Continuing from the ML training and implementation workflow, multiple ML designs may be released on the SageMaker hosting infrastructure. The ML designs are overlayed with pertinent business logic (implemented on Lambda) before being served to customers.
If there are any updates to the company logic, the data scientist updates the source code on the Serverless Framework and commits it to the Git repository.
The Git devote triggers the CI/CD pipeline to change the Lambda function with the most recent updates. This activity operates on the development account and is validated before being duplicated on the production account.
Numerous Lambda functions are deployed with associated company reasonings that query the SageMaker inference endpoints.

For each API demand made to the API layer, the GraphQL API processes the request and forwards the demand to the corresponding Lambda function. An invoked function may query several SageMaker inference endpoints, and processes business logic prior to providing a response to the requestor.
To evaluate the efficiency of the ML designs deployed, a dashboard that tracks the metric (such as clickthrough rate or open rate) for every ML model is created to imagine the efficiency of the ML models in production. These metrics acted as our assisting light on how continues to repeat and enhance the ML models.
Service results
The team observed valuable results from the improved workflows.
” By executing our information science workflows across SageMaker and our existing CI/CD tools, the automation and decrease in operational overhead enabled us to focus on ML design enhancement activities, accelerating our ML models time to market quicker by 60%,” states Mohammad Alauddin, Head of Data Science and Engineering. “Not only that, with SageMaker Spot Instances, enabled with a basic switch, we were likewise able to lower our information science infrastructure cost by 75%. By improving our ML models time to market, the ability to collect our customers feedback was also accelerated, allowing us to tweak and enhance our listing recommendations clickthrough rate by 250%.”.
Summary and next actions.
The team was deeply motivated with the company results, there is still plenty of space to improve their consumers experience. They have strategies to even more improve the ML model serving workflow, including A/B testing and design monitoring features.
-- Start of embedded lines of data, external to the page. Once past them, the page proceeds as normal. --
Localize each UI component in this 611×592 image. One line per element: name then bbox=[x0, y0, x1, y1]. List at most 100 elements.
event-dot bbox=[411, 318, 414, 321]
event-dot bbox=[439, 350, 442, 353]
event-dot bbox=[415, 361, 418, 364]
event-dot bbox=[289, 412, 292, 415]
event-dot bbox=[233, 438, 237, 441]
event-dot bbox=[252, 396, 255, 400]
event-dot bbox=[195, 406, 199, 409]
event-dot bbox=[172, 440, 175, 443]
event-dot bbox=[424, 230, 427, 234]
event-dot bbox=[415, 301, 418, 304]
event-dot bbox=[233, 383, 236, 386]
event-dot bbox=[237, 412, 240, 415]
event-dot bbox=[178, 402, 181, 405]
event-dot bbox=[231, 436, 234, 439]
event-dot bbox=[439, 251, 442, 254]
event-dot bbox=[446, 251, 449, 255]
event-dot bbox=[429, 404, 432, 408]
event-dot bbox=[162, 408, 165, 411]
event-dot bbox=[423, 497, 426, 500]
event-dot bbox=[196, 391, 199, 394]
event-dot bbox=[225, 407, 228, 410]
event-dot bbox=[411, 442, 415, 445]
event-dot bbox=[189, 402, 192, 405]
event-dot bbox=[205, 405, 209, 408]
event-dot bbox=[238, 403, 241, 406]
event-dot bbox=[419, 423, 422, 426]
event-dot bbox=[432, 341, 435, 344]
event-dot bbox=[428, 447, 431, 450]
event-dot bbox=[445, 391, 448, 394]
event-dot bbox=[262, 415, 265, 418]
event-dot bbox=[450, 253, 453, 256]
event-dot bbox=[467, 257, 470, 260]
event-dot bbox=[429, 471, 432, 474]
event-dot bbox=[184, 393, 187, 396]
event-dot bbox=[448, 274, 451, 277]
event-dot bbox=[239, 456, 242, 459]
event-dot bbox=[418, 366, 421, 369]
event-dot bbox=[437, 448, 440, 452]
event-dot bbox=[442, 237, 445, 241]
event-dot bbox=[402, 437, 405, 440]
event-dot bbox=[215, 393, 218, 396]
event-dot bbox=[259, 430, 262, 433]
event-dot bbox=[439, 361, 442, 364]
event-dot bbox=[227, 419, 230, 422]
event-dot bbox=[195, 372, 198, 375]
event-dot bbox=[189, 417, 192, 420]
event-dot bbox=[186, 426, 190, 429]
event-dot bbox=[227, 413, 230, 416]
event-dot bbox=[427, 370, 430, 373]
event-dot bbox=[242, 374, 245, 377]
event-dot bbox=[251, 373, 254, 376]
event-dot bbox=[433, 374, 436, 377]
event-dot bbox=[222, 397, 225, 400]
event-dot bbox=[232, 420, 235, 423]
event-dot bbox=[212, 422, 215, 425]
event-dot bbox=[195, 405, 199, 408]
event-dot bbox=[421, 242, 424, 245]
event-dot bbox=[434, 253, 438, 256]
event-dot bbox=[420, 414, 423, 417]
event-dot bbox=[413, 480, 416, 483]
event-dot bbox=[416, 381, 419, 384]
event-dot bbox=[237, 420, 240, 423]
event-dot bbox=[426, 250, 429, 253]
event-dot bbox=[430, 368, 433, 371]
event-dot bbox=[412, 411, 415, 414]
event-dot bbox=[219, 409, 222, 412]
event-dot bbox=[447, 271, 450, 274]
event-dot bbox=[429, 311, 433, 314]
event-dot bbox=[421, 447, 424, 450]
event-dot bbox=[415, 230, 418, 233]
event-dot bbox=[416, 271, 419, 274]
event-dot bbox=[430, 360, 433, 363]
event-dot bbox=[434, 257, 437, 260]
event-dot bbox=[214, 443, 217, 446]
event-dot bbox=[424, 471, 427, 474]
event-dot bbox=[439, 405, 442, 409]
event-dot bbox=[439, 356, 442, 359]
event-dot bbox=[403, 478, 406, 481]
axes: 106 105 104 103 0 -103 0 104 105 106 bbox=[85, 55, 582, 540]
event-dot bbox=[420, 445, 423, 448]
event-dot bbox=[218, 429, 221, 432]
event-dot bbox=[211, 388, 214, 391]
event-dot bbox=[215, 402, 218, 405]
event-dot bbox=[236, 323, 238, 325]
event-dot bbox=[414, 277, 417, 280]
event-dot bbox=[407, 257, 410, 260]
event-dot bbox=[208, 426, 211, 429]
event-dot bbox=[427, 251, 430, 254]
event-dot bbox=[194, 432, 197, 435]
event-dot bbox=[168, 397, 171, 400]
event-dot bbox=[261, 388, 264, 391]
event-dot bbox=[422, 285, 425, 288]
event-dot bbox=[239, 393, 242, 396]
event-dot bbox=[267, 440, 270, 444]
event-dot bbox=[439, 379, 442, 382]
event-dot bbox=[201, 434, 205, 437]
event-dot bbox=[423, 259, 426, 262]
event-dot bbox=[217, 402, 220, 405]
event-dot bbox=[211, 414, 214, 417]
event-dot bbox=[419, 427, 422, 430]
To further minimize undifferentiated work, the team is also checking out SageMaker jobs to streamline management and maintenance of their ML workflows, and SageMaker Pipelines to automate actions such as data filling, information change, training and tuning, and release at scale.
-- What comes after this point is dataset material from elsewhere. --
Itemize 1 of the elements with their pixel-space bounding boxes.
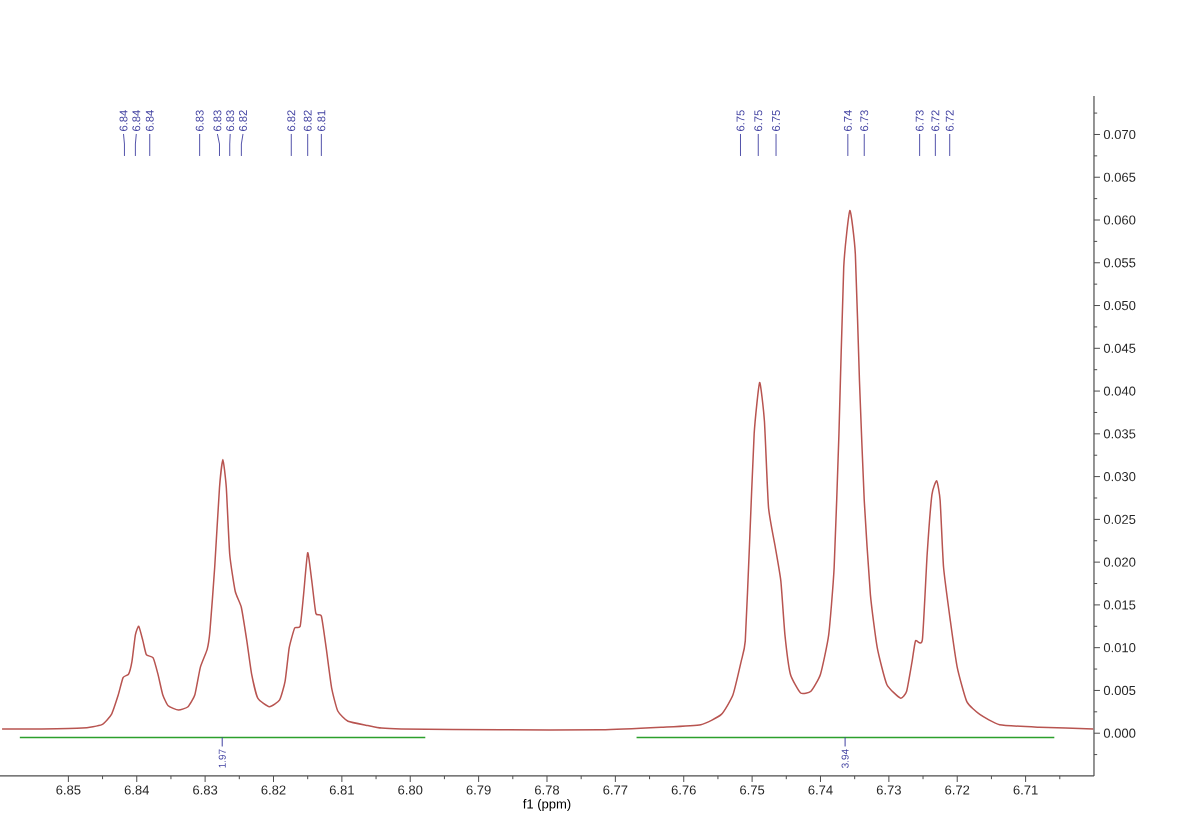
line-series (1, 209, 1095, 731)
About PropertyGuru Group & &
. is headquartered in Kuala Lumpur, Malaysia and uses over 200 employees. is the market leading residential or commercial property portal, offering a search experience in both English and Bahasa Malaysia. also provides customer services such as LoanCare — a home mortgage eligibility indication, News & & Lifestyle channel — content to boost consumers home journey, occasions — to connect home applicants with designers and representatives offline, and much more. The business becomes part of PropertyGuru Group, Southeast Asias leading residential or commercial property innovation company1.
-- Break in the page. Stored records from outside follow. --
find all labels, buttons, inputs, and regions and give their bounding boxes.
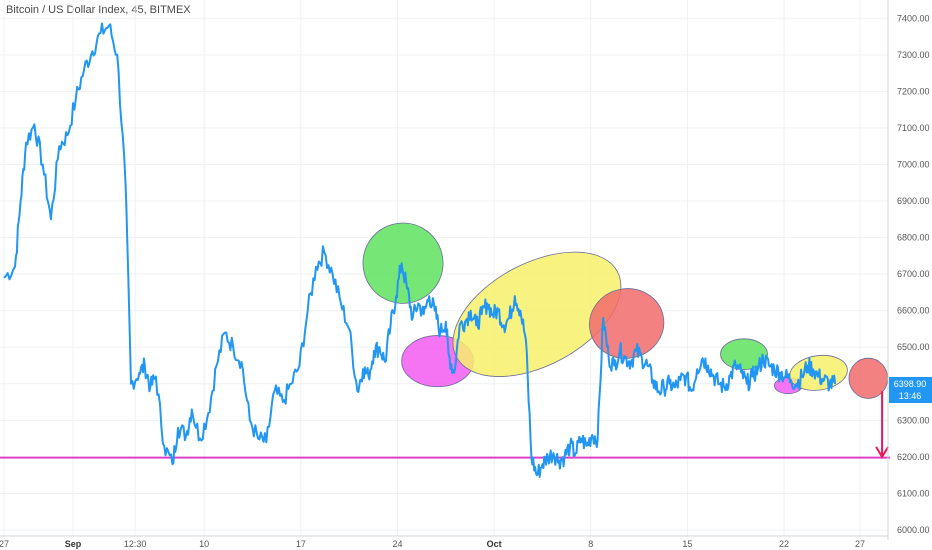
price-line bbox=[3, 22, 837, 478]
chart-title: Bitcoin / US Dollar Index, 45, BITMEX bbox=[6, 4, 191, 16]
x-tick-label: 15 bbox=[682, 539, 692, 549]
y-tick-label: 6200.00 bbox=[897, 452, 930, 462]
y-tick-label: 7100.00 bbox=[897, 123, 930, 133]
x-tick-label: Sep bbox=[65, 539, 82, 549]
y-tick-label: 6000.00 bbox=[897, 525, 930, 535]
y-tick-label: 6500.00 bbox=[897, 342, 930, 352]
x-tick-label: 22 bbox=[779, 539, 789, 549]
highlight-ellipse bbox=[362, 222, 444, 304]
x-tick-label: 10 bbox=[199, 539, 209, 549]
y-tick-label: 7300.00 bbox=[897, 50, 930, 60]
bar-countdown-label: 13:46 bbox=[899, 391, 922, 401]
y-tick-label: 7000.00 bbox=[897, 159, 930, 169]
y-tick-label: 6600.00 bbox=[897, 306, 930, 316]
price-badge-bg bbox=[889, 377, 932, 403]
grid bbox=[0, 0, 888, 536]
x-tick-label: 12:30 bbox=[124, 539, 147, 549]
x-tick-label: 27 bbox=[855, 539, 865, 549]
y-axis-ticks: 6000.006100.006200.006300.006400.006500.… bbox=[897, 13, 930, 535]
x-tick-label: 8 bbox=[588, 539, 593, 549]
y-tick-label: 6800.00 bbox=[897, 233, 930, 243]
x-tick-label: 17 bbox=[296, 539, 306, 549]
y-tick-label: 6700.00 bbox=[897, 269, 930, 279]
x-tick-label: 24 bbox=[392, 539, 402, 549]
y-tick-label: 7200.00 bbox=[897, 86, 930, 96]
price-series bbox=[3, 22, 837, 478]
x-tick-label: 27 bbox=[0, 539, 9, 549]
y-tick-label: 6900.00 bbox=[897, 196, 930, 206]
y-tick-label: 6300.00 bbox=[897, 415, 930, 425]
highlight-ellipses bbox=[362, 222, 889, 399]
x-tick-label: Oct bbox=[487, 539, 502, 549]
x-axis-ticks: 27 Sep 12:30 10 17 24 Oct 8 15 22 27 bbox=[0, 539, 865, 549]
highlight-ellipse bbox=[720, 338, 768, 370]
y-tick-label: 7400.00 bbox=[897, 13, 930, 23]
y-tick-label: 6100.00 bbox=[897, 488, 930, 498]
arrow-head bbox=[875, 446, 889, 459]
down-arrow-group bbox=[875, 391, 889, 459]
price-badge: 6398.90 13:46 bbox=[889, 377, 932, 403]
current-price-label: 6398.90 bbox=[894, 379, 927, 389]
PropertyGuru is Southeast Asias leading property innovation business. Established in 2007, PropertyGuru has grown to become Southeast Asias # 1 digital residential or commercial property market with leading positions in Singapore, Vietnam, Malaysia and Thailand. The Company presently hosts more than 2.8 million monthly realty listings and serves over 50 million month-to-month property applicants and over 50,000 active home agents throughout the five largest economies in Southeast Asia– Indonesia, Malaysia, Singapore, Thailand and Vietnam.
1 In terms of relative engagement market share based upon SimilarWeb information.
The content and opinions in this post are those of the third-party author and AWS is not responsible for the content or precision of this post.

Leave a Reply

Your email address will not be published.